By Zed A. Shaw

Goodbye BOFH, Hello Cloud

Yes, I hate the word "cloud" too. I'm just as annoyed as any of you by this trend of using some dummy catch phrase to sell something. Words like "2.0", "microblog", "checkins", "service", "enterprise", or "cloud" seem to infect the technology and journalism industries like little moron viruses blinding everyone to mountains of bullshit being used to sell technology to managers who know very little about technology.

However, I absolutely love the idea of the cloud. You know why? Because it means the death of the Bastard Operator From Hell once and for all. The days of that entrenched system administrator who does nothing more than hoard knowledge in order to keep his tiny little kingdom of power managing a few machines in some half-assed manual ssh-poking manner are over.

We all know this guy and absolutely hate him. He actually doesn't do shit until his fucking little house of cobbled together perl script cards collapses. Then he's running around in a panic, sshing into boxes manually, hacking away at configs guessing at what might be wrong, and barely getting things up and running again with no plan for preventing it in the future.

Each machine is different from the next. Nothing is documented. There's no password database. None of the configuration files are under version control. Automated deployments? Hahahahaahahahaha. Oh he doesn't fucking trust "automation". Says it causes too many errors (unlike his fat fingers).

Ask yourself this:

If you went to your sysadmin and said you wanted 64 more machines in the next 5 minutes could they do it?

That's right, this is the new standard for system administrator competence. Not, can he add a mother fucker to the LDAP without crashing the whole network. Nope, he has to compete with companies like Heroku where a very nice little control panel has a slider that you just slide up and poof more machines. In fact, Heroku claims to have 58 thousand running apps at the time I wrote this.

Your group of jokers have hard a time pushing a new css file to one web server.

The cloud should just be marketed as "Replace Your Jerk Sysadmin". Go look at Heroku, and tell me that isn't a damn sexy control panel. Tell me that you get anywhere near that level of professionalism and service from your system administrators? If you do count yourself lucky (and consider starting a side business like Amazon).

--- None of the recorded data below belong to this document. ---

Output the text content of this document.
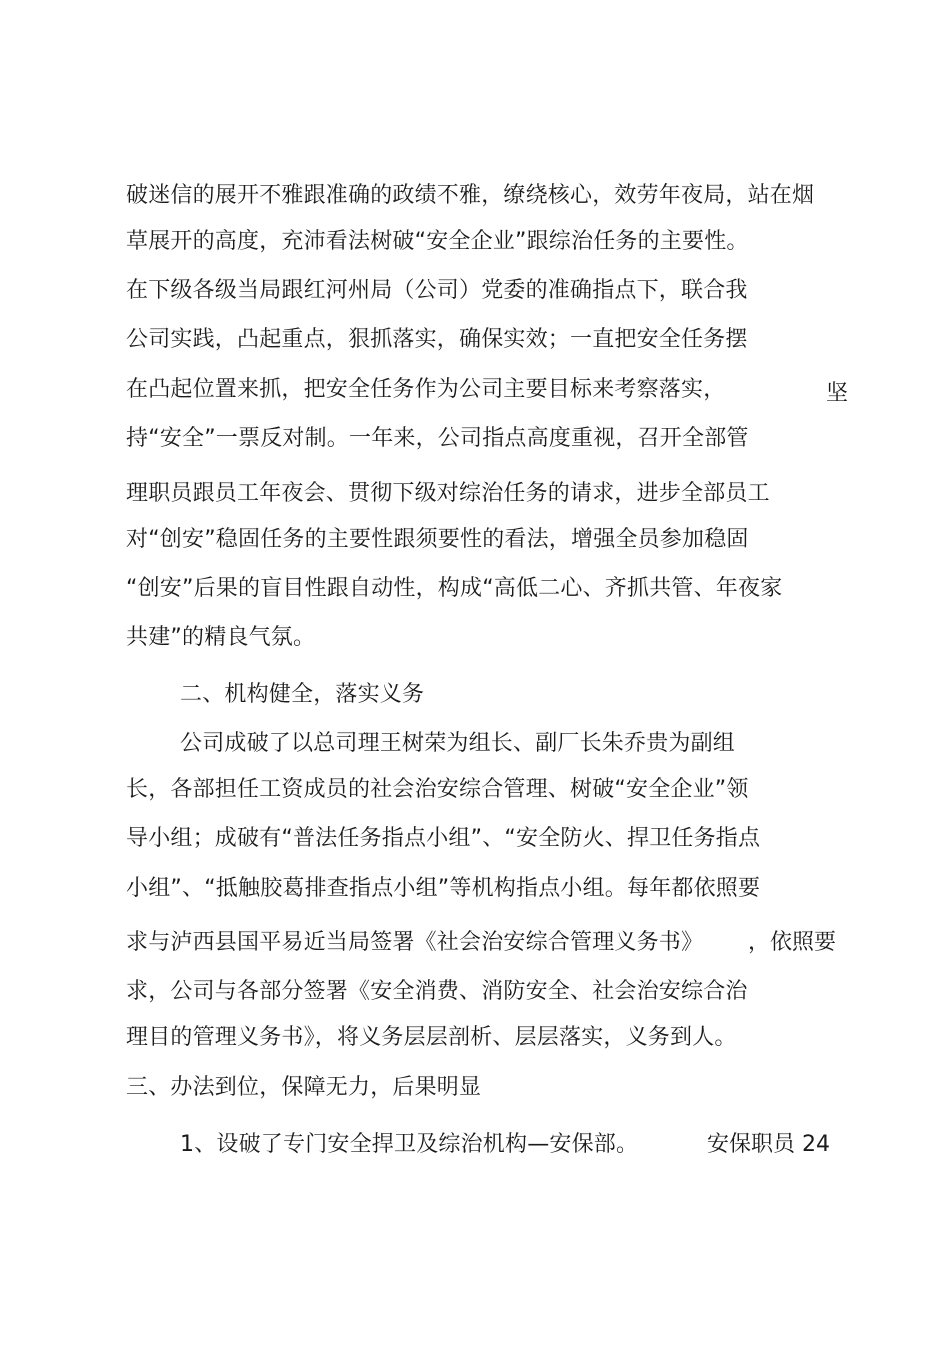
破迷信的展开不雅跟准确的政绩不雅，缭绕核心，效劳年夜局，站在烟
草展开的高度，充沛看法树破“安全企业”跟综治任务的主要性。
在下级各级当局跟红河州局（公司）党委的准确指点下，联合我
公司实践，凸起重点，狠抓落实，确保实效；一直把安全任务摆
在凸起位置来抓，把安全任务作为公司主要目标来考察落实，	坚
持“安全”一票反对制。一年来，公司指点高度重视，召开全部管
理职员跟员工年夜会、贯彻下级对综治任务的请求，进步全部员工
对“创安”稳固任务的主要性跟须要性的看法，增强全员参加稳固
“创安”后果的盲目性跟自动性，构成“高低二心、齐抓共管、年夜家
共建”的精良气氛。
二、机构健全，落实义务
公司成破了以总司理王树荣为组长、副厂长朱乔贵为副组
长，各部担任工资成员的社会治安综合管理、树破“安全企业”领
导小组；成破有“普法任务指点小组”、“安全防火、捍卫任务指点
小组”、“抵触胶葛排查指点小组”等机构指点小组。每年都依照要
求与泸西县国平易近当局签署《社会治安综合管理义务书》 ，依照要
求，公司与各部分签署《安全消费、消防安全、社会治安综合治
理目的管理义务书》，将义务层层剖析、层层落实，义务到人。
三、办法到位，保障无力，后果明显
1、设破了专门安全捍卫及综治机构—安保部。	安保职员 24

What's happening right now is the system administrator is being replaced by nothing more than the three following events:

  1. Normalized application layout and deployment standards.
  2. Economies of scale.
  3. Programmers hating system administration.

First, we have the fact that many server side applications are now organized and structured so they're consistent and easily deployed in an automated way. Java sort of started this, but the cream of the crop is the gear Ruby on Rails peeps have. I remember fondly the day I replaced a BOFH with 10 minutes of my time and a capistrano script. Ah good times.

Throw into that companies like Google and their AppEngine successfully dictating even your database to streamline their deployments and you can see the trend going even further. Today any "app server" that requires pointy-clicky-mousy work is dead.

Second, there's just pure simple economies of scale at work. BOFHs really screwed the pooch on this one because, by being difficult and fairly incompetent they opened the door for a whole world of businesses that bring simple economies of scale to wipe the BOFH out. You see, it's just cheaper in the long run to pay some company who has to treat you well than it is to deal with some asshole who doesn't give a fuck about you. Economies of scale means that someone else can focus on just being awesome at hosting your shit while you do whatever it is that actually makes you money.

Third, programmers are very slowly chipping away at the need for a CPU babysitter by implementing software that automates even more of your IT systems. Software like Chef and Puppet do a good job (not great yet) of managing huge numbers of machines. In fact, a lot of the cloud services use those two or something similar to manage their machines.

Of course, I know not all system administrators are incompetent power mongers ruling over a pathetic bash shell kingdom. Some of them are on par with the quality you'd get from a cloud service. But, if they don't get their shit together soon I see them being relegated to the deepest darkest corners of the internet working for the government.